First we will use polynomials ,  and focus on only one predictor age.


```{r,message=FALSE,warning=FALSE}

mod<-lm(wage~poly(age,4),data =Wage)
#Summary of the Model
summary(mod)


```

It looks like the *__Quadatric__* coefficient is not Sifgificant.So we can stop tell 3.

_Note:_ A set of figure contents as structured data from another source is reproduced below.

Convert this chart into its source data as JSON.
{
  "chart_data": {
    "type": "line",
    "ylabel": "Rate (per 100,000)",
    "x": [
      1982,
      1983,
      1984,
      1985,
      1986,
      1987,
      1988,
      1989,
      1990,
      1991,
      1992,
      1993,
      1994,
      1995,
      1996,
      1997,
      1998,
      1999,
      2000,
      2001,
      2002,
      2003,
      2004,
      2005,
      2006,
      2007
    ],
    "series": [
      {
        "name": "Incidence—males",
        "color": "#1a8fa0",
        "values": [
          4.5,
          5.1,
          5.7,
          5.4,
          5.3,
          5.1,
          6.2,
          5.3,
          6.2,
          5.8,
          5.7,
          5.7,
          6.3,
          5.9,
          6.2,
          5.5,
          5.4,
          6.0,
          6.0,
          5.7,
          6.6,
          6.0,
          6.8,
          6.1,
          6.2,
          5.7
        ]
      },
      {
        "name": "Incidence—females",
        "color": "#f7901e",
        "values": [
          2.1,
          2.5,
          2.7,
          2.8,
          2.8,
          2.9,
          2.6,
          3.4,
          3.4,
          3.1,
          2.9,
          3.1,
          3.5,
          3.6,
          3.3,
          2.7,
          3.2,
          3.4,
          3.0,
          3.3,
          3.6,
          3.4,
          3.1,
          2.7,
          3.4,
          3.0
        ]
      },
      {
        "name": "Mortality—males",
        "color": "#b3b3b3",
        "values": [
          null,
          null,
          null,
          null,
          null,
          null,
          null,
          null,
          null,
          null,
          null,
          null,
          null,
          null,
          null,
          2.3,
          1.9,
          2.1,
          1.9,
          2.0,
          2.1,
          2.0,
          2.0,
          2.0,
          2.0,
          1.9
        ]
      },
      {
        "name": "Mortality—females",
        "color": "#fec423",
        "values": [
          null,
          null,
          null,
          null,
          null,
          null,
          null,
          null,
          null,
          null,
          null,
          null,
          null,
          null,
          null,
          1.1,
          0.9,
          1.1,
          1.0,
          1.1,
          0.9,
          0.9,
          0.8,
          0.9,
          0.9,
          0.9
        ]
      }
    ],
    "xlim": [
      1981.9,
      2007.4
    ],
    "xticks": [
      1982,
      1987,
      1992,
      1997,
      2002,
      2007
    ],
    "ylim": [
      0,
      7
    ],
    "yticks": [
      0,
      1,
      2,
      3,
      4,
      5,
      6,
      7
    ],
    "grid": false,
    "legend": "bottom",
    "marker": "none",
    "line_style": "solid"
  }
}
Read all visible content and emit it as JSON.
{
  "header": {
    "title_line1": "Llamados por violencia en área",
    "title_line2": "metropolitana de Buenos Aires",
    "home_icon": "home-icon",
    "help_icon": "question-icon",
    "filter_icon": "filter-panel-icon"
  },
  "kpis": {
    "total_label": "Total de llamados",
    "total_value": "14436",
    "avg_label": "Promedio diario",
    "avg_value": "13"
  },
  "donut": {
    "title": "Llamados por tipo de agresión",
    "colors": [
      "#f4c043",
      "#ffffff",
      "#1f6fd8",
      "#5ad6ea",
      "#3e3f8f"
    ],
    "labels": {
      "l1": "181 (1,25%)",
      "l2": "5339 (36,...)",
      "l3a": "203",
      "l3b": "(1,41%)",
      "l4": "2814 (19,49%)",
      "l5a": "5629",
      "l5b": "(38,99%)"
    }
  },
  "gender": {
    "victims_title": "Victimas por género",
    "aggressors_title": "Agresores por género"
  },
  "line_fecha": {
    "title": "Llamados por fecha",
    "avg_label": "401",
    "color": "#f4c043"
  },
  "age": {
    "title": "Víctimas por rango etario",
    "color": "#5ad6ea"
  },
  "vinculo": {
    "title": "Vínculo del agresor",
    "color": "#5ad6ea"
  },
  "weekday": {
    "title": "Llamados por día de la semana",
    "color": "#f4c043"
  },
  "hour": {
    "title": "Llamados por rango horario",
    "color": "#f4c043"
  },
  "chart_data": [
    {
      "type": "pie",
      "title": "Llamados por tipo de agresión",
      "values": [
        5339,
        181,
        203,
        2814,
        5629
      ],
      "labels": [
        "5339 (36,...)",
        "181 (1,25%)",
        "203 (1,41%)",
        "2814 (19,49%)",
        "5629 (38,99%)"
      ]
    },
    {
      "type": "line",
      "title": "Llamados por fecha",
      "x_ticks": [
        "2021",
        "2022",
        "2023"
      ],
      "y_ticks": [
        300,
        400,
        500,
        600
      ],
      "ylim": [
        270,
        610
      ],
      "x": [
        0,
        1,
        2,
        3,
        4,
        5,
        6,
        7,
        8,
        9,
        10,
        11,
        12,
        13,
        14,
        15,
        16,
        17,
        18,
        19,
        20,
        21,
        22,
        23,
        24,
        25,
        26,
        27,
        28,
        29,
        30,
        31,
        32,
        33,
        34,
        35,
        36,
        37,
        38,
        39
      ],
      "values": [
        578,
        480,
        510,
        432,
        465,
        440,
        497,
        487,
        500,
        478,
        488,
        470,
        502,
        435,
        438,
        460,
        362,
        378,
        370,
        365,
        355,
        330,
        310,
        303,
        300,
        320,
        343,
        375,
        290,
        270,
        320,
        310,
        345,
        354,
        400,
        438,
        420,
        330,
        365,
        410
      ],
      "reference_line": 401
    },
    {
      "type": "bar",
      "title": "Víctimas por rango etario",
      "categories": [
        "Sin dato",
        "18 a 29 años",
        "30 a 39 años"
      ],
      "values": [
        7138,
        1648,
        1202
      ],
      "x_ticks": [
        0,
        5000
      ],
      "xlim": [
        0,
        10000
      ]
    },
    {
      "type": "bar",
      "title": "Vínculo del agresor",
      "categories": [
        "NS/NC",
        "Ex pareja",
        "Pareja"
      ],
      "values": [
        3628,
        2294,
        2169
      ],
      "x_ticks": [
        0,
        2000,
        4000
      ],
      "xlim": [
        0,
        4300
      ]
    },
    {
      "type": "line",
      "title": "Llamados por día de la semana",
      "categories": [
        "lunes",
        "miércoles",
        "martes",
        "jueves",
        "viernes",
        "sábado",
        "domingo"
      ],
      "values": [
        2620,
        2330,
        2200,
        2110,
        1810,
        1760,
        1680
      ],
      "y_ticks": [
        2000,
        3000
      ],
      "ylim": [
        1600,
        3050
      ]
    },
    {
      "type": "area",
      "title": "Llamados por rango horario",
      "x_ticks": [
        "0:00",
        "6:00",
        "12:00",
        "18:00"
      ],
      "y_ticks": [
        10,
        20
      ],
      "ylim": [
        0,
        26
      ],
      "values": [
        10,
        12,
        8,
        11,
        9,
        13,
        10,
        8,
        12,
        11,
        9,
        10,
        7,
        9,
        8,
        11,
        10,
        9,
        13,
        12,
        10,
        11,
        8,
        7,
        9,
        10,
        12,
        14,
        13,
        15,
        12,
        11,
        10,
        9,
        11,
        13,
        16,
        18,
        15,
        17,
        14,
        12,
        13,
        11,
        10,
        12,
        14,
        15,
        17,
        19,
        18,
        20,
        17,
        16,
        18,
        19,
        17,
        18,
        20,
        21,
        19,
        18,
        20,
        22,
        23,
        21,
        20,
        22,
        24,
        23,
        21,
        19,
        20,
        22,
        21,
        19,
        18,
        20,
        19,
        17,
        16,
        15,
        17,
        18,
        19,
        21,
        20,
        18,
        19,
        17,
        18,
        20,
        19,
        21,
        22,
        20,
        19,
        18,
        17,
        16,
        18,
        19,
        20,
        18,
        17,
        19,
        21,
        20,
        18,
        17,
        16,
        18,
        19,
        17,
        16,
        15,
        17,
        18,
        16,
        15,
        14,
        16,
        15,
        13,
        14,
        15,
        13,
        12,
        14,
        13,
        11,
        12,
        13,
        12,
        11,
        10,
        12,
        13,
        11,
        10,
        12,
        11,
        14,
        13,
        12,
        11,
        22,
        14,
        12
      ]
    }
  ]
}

### Plotting the Model and Making Predictions-
```{r fig.width=7, fig.height=6}
#Range of age variable
agelims<-range(age)
#Generating Test Data
age.grid<-seq(from=agelims[1], to = agelims[2])
#Making Predctions on Test data
pred<-predict(mod,newdata = list(age=age.grid),se=TRUE)
#Standard Error Bands- within 2 Standard Deviations
se.tab<-cbind(pred$fit+2*pred$se.fit,pred$fit -  2*pred$se.fit)
plot(age,wage,col="darkgrey")
#Plotting the age values vs Predicted Wage values for those Ages
lines(age.grid,pred$fit,col="blue",lwd=2)
#To plot the Error bands around the Regression Line
matlines(x=age.grid,y=se.tab,lty =2,col="blue")
 

```


#### Other Methods to fit polynomials 

This time we are going to wrap the polynimials inside the I() Identity function and
now we are representing the polynomials on a different basis.

```{r}
#This time we will use different basis of polynomials
fit2<-lm(wage ~ age + I(age^2) + I(age^3) + I(age^4),data = Wage)
summary(fit2)

plot(fitted(mod),fitted(fit2),xlab="First Polynomial Model",ylab="Polynomial Model wrapped inside Identity function", main="Fitted values of Both models are exactly same")


```

*__We can notice that the coefficients and the summary is different though we have used the same degree of polynomials and this is merely due to the different representations of the polynomils using Identity I() function.__*

*Things we are interested in is the Fitted polynomial and we can notice that the 
fitted values of both The model above and this Model has not changed.*


----

### Now we will use anova() to test different Models with different Predictors

```{r}
#Making Nested Models-i.e Each Next Model includes previous Model and is a special case for previous one
mod1<-lm(wage ~ education , data = Wage)
mod2<-lm(wage ~ education + age,data = Wage)
mod3<-lm(wage ~ education + age + poly(age,2),data = Wage)
mod4<-lm(wage ~ education + age + poly(age,3),data = Wage)
#using anova() function
anova(mod1,mod2,mod3,mod4)
BIC(mod1,mod2,mod3,mod4)


```

Seeing the Above values,Model 4 which is the most Complex one is the most Insignificant Model as the p-values indicate.Though the RSS value of Model 4 is least,and this is a expected as it fitting data too *__hard(Overfitting)__*.

Model2 and Model3 are the best ones and seem to balance the Bias-Variace Tradeoffs.

---


### Polynomial Logistic Regression

```{r}
#Logistic Regression Model the Binary Response variable;
logmod<-glm(I(wage > 250 ) ~ poly(age,3),data = Wage , family = "binomial")
summary(logmod)
#doing Predictions
pred2<-predict(logmod,newdata = list(age=age.grid),se=TRUE)
#Standard Error Bands
#a Matrix with 3 columns
#Confidence intervals
se.band<-pred2$fit + cbind(fit=0,lower=-2*pred2$se.fit , upper = 2*pred2$se.fit )
se.band[1:5,]


```
We have done computations on the Logit scale , to convert it to probabilities we will use LateX language which is used in tysetting Mathematical formulas-

This is the formula to compute the probabilities
$$p=\frac {e^\eta}{1 + e^\eta}.$$


```{r}
#comuting the 95% confidence interval for the Fitted Probabilities value
prob.bands = exp(se.band)/ (1 + exp(se.band))
matplot(age.grid,prob.bands,col="blue",lwd = c(2,2,2),lty=c(1,2,2),
        type="l",ylim=c(0,.1),xlab="Age",ylab="Probability Values")

#jitter() function to uniformly add random noise to properly see the densities
points(jitter(age),I(wage > 250)/10 , pch="I",cex=0.5)


```

The *__blue dotted lines__* represent the 95% Confidence Interval of the fitted Probabilities.

The black dots are the actual Probability values for Binary Response Wage, i.e
if wage > 250 is true then 1(TRUE) ,otherwise 0(FALSE).